從上上周周五(17日)佈展開始,經歷上周六(25日)開幕,經過兩周展期,南風印社十周年展至明天即將結束。為了準備這檔展覽,從去年就開始構思印章取材文句,初步選定以李商隱詩為題材範圍,便開始佈稿,選印石。從去年下半年至今年初,共先刻四方印,再直到今年五月初,才將另外七方印完成。但有幾方印的邊款卻直到印屏送裱之後,幾乎在佈展前一兩天才趕工完成。因此這些邊款格外用心設計,但也來不及拓出製成印屏。最後共展出十一方作品,選出八方印加上行草短文為劄記,配成印屏。完成這些準備頗耗心力,比如製作印屏中的短箋,就試過好幾種箋紙,測試其鈐印和題字效果,最後才選定目前採用的形式,但實際鈐印題字時也不是一鈐就好一題字就完工,亦有許多失敗之作,包含印屏的題字籤條,也試寫多張從中挑選。另外還要先鈐出印拓留存,一部分張貼在錦盒內裡,而錦盒題籤也等到作品蒙人收藏後才找一天到展場為之,無餘暇事先替每方印製好題籤。故篆刻工藝之繁複,其中許多細部工序、各種工具之運用,皆要得其門道而精熟之,實在比書法麻煩許多。在我日常遊藝中,書法為首,占教研、家庭之外的主要時間和心力,也逐漸在研究上和實踐上形成個人特色,而成為學術專業之一。但篆刻可用時間明顯少於書法,多僅能於教學研究和臨池之餘的零碎時間從事,求的只是積漸自然熟練自有特色而漸次功深。雖則如此,在這段準備時間,尤其愈到佈展前,也幾乎將臨池時間挪至書法,暫時放下日課。只有在佈展後另要繳交十一月書法展之作品時,才又將心力集中以完成作品。

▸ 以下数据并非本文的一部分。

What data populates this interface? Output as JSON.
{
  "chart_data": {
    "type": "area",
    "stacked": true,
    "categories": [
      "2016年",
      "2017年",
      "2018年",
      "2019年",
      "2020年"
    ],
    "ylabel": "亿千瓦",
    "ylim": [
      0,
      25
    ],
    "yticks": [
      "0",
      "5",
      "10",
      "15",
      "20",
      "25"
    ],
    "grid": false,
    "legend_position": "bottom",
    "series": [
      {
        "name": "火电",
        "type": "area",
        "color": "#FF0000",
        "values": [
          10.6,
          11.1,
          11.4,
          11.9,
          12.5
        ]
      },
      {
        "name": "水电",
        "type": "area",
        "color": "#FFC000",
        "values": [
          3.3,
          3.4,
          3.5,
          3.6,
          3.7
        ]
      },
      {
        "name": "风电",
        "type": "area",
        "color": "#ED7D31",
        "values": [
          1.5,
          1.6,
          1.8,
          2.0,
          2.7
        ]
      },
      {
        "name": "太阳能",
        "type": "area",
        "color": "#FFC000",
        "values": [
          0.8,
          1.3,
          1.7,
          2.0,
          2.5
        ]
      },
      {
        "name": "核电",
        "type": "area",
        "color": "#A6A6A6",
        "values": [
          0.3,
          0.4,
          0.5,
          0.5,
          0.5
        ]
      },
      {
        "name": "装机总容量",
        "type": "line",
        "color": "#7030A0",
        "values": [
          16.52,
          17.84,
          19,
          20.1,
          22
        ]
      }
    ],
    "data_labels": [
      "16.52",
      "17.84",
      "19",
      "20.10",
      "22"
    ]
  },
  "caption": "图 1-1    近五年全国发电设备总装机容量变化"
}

此周則比上周花更多時間到友生昌,扣除在系上上課時間,幾乎有三天的下午都在,今日則是一早開張之後沒多久就抵達,一直忙到三點多,終於大功告成返家接小孩。在這段時間和少數幾位較常到展場的印社社友逐漸熟悉而熱絡,也在老闆和阿姨的招待下中午搭伙一起用餐,或和社友一起挑選印石,暢談笑晤。相較於開幕和晚宴,如此生活化的相處,才真能增進情誼,但社員眾多,交深惟憑緣分而已。這幾天主要將已獲收藏的作品,多鈐幾張於箋紙上,日後或可再製一整套印屏予人收藏,或自行題上短札後收作紀念,因為鈐印過程並非萬無一失,因此格外小心也頗費心力,或也在無形中增進鈐印技巧。於此期間,也對篆刻作品於展出後是否被收藏的現象有更多思考。理論上展覽是高雅的社會行為,賦有美感教育之責任和效益,似不應談美感教育之外的世俗商業層次。但展出作品之同時,也會因觀者賞愛而得以被收藏,進而可能流傳,因而也蘊含著商業考量。比如有些篆刻家會刻意刻些迎合一般大眾或容易被收藏,而多採討巧之文句或形式,這都無可厚非。而願意收藏印章者,也有許多不同之考量,或是學生捧老師的場;或是看重交情而在情誼上予以支持;或是本身即有收藏之興趣與財力;或是本著收藏增值的藝術投資觀念;或是出於書畫作品之鈐印實用性而收藏;或是純粹出於對所刻文句的喜愛:或是出於對印石質感的喜愛,如此等等,不一而足。而其餘多數的參觀者,則多只是概略瀏覽,隨意看看而已,或者扮演指導者之口吻也有其人。真願意收藏者,多數都是建立在交情之上的情誼支持,極少數是出於審美欣賞而在不認識篆刻家之前提下入手。同時篆刻家之間也極少會捧場支持,除非交情夠好,互惠支持。因此在展期內見識到各種不同的收藏行為,也深覺藝術收藏在不講究商業性的操作下,作品自有其緣分,會在無形中與收藏者締結關係。然而,和有些專業篆刻家刻意經營篆刻作品的展示和營銷行為相比,篆刻作為我書法專業的附帶產物,我遂可以隨緣安之的態度泰然處之,既然不藉此維生,僅是遊藝所得之結晶,雖也凝聚不少心血,但他人賞愛之而願意收藏,則作品自有緣分可流轉不息;若暫無緣分可遇,印作亦可用來鈐印自己書作,本即如此。故無需迎合世俗需求規劃各種討喜文句,完全可憑喜好擇合心適意之佳句自我發揮,如此更可形塑自我之篆刻風格和特色。不求於人而能自足,是乃以篆刻為餘事而能快然安適耳。而此次規畫以李商隱詩句為題材範圍,日後亦可逐步擴充至杜甫詩、李白詩、東坡詩詞、紅樓夢文學意象、書畫論理論詞語等主題,隨讀書之深而相應擴充,而各自可成搭配相關文學作品之鈐印來源,如此不待於人隨緣自在,或也正切合篆刻於我乃學術正業、書法副業之外的餘興遣懷之用。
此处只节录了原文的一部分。